Il y a des dépenses qu'on voit passer dans le budget, ligne par ligne, et qu'on surveille de près. Et il y en a d'autres, beaucoup plus lourdes, qui ne figurent nulle part dans les colonnes Excel mais qui grignotent l'organisation jour après jour. La santé mentale au travail appartient à cette deuxième catégorie. On ne la voit pas sur la facture, mais on la paie quand même. Et souvent, on la paie cher.
Pendant longtemps, le sujet est resté dans le placard, rangé entre les bonnes intentions et les semaines thématiques. Aujourd'hui, plus moyen de le ranger là. Les chiffres parlent, le climat de travail a changé, et le cadre dans lequel les organisations québécoises doivent opérer s'est resserré. La question n'est plus de savoir si on doit s'en occuper. Elle est de savoir combien coûte le fait de continuer à ne rien faire.
Commençons par regarder l'iceberg en face. Au Canada, près de 500 000 personnes s'absentent du travail chaque semaine pour des raisons de santé psychologique. Ce n'est pas une statistique de circonstance: la Commission de la santé mentale du Canada la documente depuis plus de vingt ans, et elle ne bouge pas. Une demi-million de personnes, semaine après semaine, qui ne sont pas à leur poste.
Le fardeau économique de la maladie mentale au pays est estimé à environ 51 milliards de dollars par année. Et quand quelqu'un s'absente pour un motif de santé mentale, il ne s'absente pas un peu plus longtemps que la moyenne. Il s'absente beaucoup plus longtemps.

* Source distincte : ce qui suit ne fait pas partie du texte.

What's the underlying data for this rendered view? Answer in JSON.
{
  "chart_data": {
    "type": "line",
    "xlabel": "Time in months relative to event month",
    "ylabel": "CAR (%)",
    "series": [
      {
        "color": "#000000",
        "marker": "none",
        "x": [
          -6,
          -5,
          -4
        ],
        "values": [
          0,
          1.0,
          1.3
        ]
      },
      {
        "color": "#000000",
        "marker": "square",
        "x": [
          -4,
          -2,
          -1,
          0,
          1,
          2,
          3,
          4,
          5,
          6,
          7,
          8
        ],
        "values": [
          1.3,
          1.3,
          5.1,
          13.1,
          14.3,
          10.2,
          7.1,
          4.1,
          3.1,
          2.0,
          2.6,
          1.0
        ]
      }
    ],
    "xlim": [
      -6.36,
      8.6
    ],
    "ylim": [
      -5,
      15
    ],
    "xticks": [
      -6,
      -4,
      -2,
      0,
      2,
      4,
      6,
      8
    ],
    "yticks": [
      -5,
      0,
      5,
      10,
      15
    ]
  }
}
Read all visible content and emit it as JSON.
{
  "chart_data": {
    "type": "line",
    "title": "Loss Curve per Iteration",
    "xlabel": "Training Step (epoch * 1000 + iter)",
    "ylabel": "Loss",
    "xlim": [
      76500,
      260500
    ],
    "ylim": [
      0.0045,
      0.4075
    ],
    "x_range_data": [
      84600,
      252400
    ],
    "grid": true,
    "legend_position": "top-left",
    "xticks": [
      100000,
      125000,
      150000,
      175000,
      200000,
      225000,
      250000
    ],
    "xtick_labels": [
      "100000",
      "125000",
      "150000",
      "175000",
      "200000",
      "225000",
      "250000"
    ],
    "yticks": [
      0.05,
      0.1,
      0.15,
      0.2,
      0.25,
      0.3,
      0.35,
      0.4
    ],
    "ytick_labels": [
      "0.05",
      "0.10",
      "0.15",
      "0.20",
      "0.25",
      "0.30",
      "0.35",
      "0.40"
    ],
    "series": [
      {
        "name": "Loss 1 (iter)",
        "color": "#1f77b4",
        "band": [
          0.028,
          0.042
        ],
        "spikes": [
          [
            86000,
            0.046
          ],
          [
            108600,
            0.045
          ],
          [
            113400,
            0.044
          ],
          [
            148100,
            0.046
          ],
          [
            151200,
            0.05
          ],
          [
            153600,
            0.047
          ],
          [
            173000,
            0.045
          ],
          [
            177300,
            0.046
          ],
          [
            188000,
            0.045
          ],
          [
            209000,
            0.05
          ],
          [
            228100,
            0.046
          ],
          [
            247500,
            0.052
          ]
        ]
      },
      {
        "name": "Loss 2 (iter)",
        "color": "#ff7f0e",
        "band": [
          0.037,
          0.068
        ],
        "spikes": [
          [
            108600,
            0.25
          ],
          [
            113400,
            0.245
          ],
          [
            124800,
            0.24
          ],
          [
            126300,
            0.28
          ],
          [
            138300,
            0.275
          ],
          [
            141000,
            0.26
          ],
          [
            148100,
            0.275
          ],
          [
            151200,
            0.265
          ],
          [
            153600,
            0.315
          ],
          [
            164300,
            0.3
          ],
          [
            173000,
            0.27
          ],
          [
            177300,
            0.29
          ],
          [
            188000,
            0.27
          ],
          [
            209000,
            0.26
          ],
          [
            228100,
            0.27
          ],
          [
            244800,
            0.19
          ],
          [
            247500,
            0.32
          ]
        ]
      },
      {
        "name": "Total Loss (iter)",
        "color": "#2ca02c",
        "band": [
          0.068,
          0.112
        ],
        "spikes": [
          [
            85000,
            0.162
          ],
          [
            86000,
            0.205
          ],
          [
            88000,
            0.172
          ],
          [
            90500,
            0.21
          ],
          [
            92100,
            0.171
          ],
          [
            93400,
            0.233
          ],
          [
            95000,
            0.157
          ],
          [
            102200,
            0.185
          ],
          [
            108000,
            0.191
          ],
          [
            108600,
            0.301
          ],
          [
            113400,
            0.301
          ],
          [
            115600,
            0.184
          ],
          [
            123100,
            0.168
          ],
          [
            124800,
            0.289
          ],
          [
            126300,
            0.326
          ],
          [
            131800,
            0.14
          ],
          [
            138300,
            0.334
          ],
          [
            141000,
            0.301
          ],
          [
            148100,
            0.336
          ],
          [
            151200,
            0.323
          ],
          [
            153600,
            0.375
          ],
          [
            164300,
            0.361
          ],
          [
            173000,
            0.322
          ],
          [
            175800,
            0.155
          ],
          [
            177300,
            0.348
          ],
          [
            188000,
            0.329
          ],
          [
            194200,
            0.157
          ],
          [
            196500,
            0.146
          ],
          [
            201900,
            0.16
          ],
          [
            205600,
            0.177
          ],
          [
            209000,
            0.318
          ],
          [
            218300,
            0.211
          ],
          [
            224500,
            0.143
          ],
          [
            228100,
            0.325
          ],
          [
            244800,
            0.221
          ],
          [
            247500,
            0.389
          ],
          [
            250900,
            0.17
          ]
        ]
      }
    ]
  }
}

L'absence moyenne pour un congé maladie est d'environ 34 jours, mais elle grimpe à 67 jours lorsqu'elle est liée à un trouble mental. Le double, presque jour pour jour.
Voilà la partie visible. Le problème, c'est que la pointe émergée de l'iceberg ne représente jamais la masse réelle. Sous la ligne de flottaison, là où la comptabilité ne descend pas, le coût continue de s'accumuler sous quatre formes qui se nourrissent les unes les autres.
L'absence répétée n'est pas qu'un trou dans un horaire. C'est un signal. Quand les arrêts liés à la détresse psychologique se multiplient, ce n'est pas une succession de cas isolés, c'est le symptôme d'un mal-être qui couve. Et chaque absence en déclenche d'autres: les collègues encaissent la surcharge, le stress monte d'un cran dans l'équipe, et on enclenche un cercle vicieux où la fatigue des uns fabrique la fatigue des autres.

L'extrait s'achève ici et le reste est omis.